Last week Nokia announced that it is making its premium Ovi Maps navigation service free to consumers. In public statements accompanying the news, Nokia has been typically bullish, predicting that offering Ovi Maps for free will enable it to become number one in navigation, just as adding cameras to its phones at no extra cost helped it become a top camera manufacturer.
On the face of it this is an aggressive, offensive play, but in our view Nokia’s move has a more defensive coloring.
Nokia is determined to be the leader in navigation and location services, and has been ramping up its expertise in this space over the last few years, notably through the acquisitions of Navteq and Gate5. It has put a lot of effort into making Ovi Maps a genuinely pleasing service and has always positioned it as the flagship in the Ovi portfolio.
A key differentiator touted by Nokia is the fact that most mobile navigation services require network connectivity to update the map but Nokia’s solution is on the phone and is not dependent on network connectivity.
Nokia might still be a giant in the mobile phone market, but it is losing market share and in particular is facing a serious challenge in the smartphone market from the likes of Apple, RIM, Google Android and even Microsoft Windows smartphones.

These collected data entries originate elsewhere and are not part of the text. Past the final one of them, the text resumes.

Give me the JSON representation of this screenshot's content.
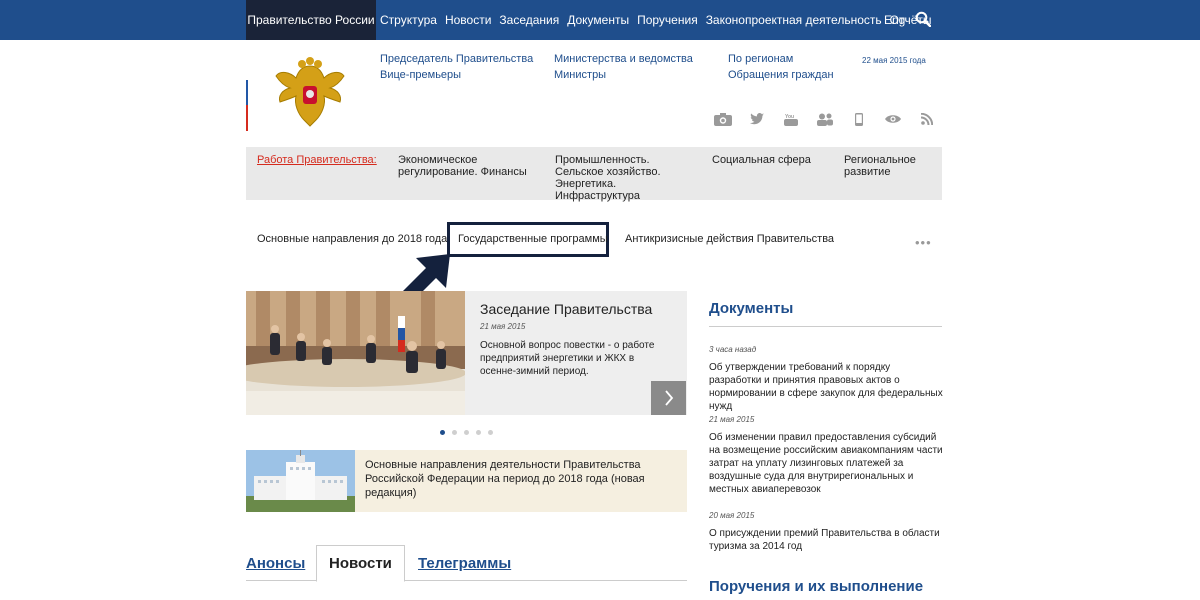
{
  "topbar": {
    "brand": "Правительство России",
    "nav": [
      "Структура",
      "Новости",
      "Заседания",
      "Документы",
      "Поручения",
      "Законопроектная деятельность",
      "Отчёты"
    ],
    "lang": "Eng",
    "search_icon": "search-icon",
    "bg_color": "#1f4e8c"
  },
  "header": {
    "links": {
      "chairman": "Председатель Правительства",
      "vice_premiers": "Вице-премьеры",
      "ministries": "Министерства и ведомства",
      "ministers": "Министры",
      "regions": "По регионам",
      "appeals": "Обращения граждан"
    },
    "date": "22 мая 2015 года",
    "social_icons": [
      "camera-icon",
      "twitter-icon",
      "youtube-icon",
      "people-icon",
      "mobile-icon",
      "eye-icon",
      "rss-icon"
    ]
  },
  "workbar": {
    "label": "Работа Правительства:",
    "items": [
      "Экономическое регулирование. Финансы",
      "Промышленность. Сельское хозяйство. Энергетика. Инфраструктура",
      "Социальная сфера",
      "Региональное развитие"
    ]
  },
  "tabs_row": {
    "items": [
      "Основные направления до 2018 года",
      "Государственные программы",
      "Антикризисные действия Правительства"
    ],
    "highlighted": "Государственные программы"
  },
  "slider": {
    "title": "Заседание Правительства",
    "date": "21 мая 2015",
    "description": "Основной вопрос повестки - о работе предприятий энергетики и ЖКХ в осенне-зимний период.",
    "active_dot": 1,
    "dot_count": 5
  },
  "banner": {
    "text": "Основные направления деятельности Правительства Российской Федерации на период до 2018 года (новая редакция)"
  },
  "news_tabs": {
    "items": [
      "Анонсы",
      "Новости",
      "Телеграммы"
    ],
    "active": "Новости"
  },
  "documents": {
    "title": "Документы",
    "items": [
      {
        "date": "3 часа назад",
        "text": "Об утверждении требований к порядку разработки и принятия правовых актов о нормировании в сфере закупок для федеральных нужд"
      },
      {
        "date": "21 мая 2015",
        "text": "Об изменении правил предоставления субсидий на возмещение российским авиакомпаниям части затрат на уплату лизинговых платежей за воздушные суда для внутрирегиональных и местных авиаперевозок"
      },
      {
        "date": "20 мая 2015",
        "text": "О присуждении премий Правительства в области туризма за 2014 год"
      }
    ]
  },
  "orders": {
    "title": "Поручения и их выполнение"
  }
}
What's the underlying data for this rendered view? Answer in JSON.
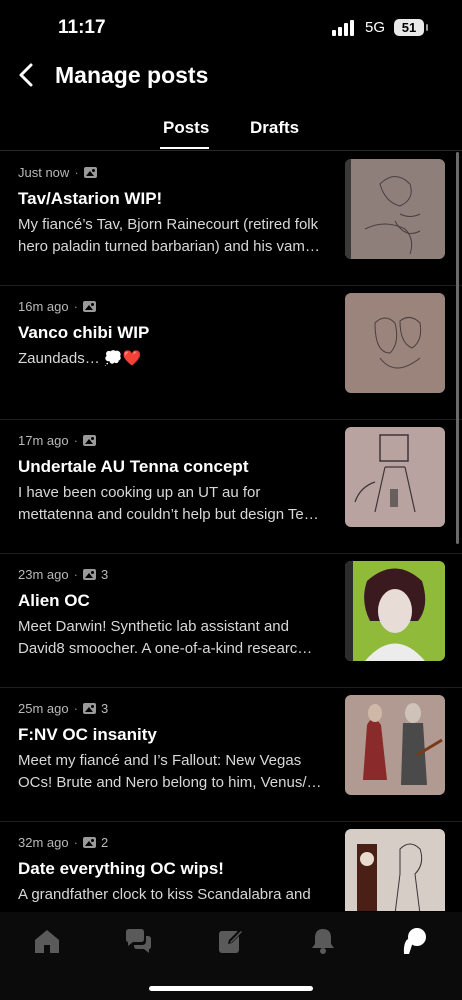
{
  "status_bar": {
    "time": "11:17",
    "network": "5G",
    "battery": "51"
  },
  "header": {
    "title": "Manage posts"
  },
  "tabs": [
    {
      "label": "Posts"
    },
    {
      "label": "Drafts"
    }
  ],
  "posts": [
    {
      "time": "Just now",
      "image_count": "",
      "title": "Tav/Astarion WIP!",
      "body_line1": "My fiancé’s Tav, Bjorn Rainecourt (retired folk",
      "body_line2": "hero paladin turned barbarian) and his vam…"
    },
    {
      "time": "16m ago",
      "image_count": "",
      "title": "Vanco chibi WIP",
      "body_line1": "Zaundads… 💭❤️",
      "body_line2": ""
    },
    {
      "time": "17m ago",
      "image_count": "",
      "title": "Undertale AU Tenna concept",
      "body_line1": "I have been cooking up an UT au for",
      "body_line2": "mettatenna and couldn’t help but design Te…"
    },
    {
      "time": "23m ago",
      "image_count": "3",
      "title": "Alien OC",
      "body_line1": "Meet Darwin! Synthetic lab assistant and",
      "body_line2": "David8 smoocher.  A one-of-a-kind researc…"
    },
    {
      "time": "25m ago",
      "image_count": "3",
      "title": "F:NV OC insanity",
      "body_line1": "Meet my fiancé and I’s Fallout: New Vegas",
      "body_line2": "OCs! Brute and Nero belong to him, Venus/…"
    },
    {
      "time": "32m ago",
      "image_count": "2",
      "title": "Date everything OC wips!",
      "body_line1": "A grandfather clock to kiss Scandalabra and",
      "body_line2": ""
    }
  ],
  "tab_bar": [
    "home-icon",
    "chat-icon",
    "edit-icon",
    "bell-icon",
    "patreon-icon"
  ]
}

Nokia is going to fight with all it’s got to stay ahead of these rivals, and the decision to offer Ovi Maps for free should be considered in this light. Offering Ovi Maps for free will help Nokia shift more smartphones in the short term, but it will not be enough to take the edge off Apple and other rising stars in the longer term. Google has already launched its free satnav service in the US in October 2009 (so who is copying whom in the free stakes?) and Apple and other app store vendors will no doubt react.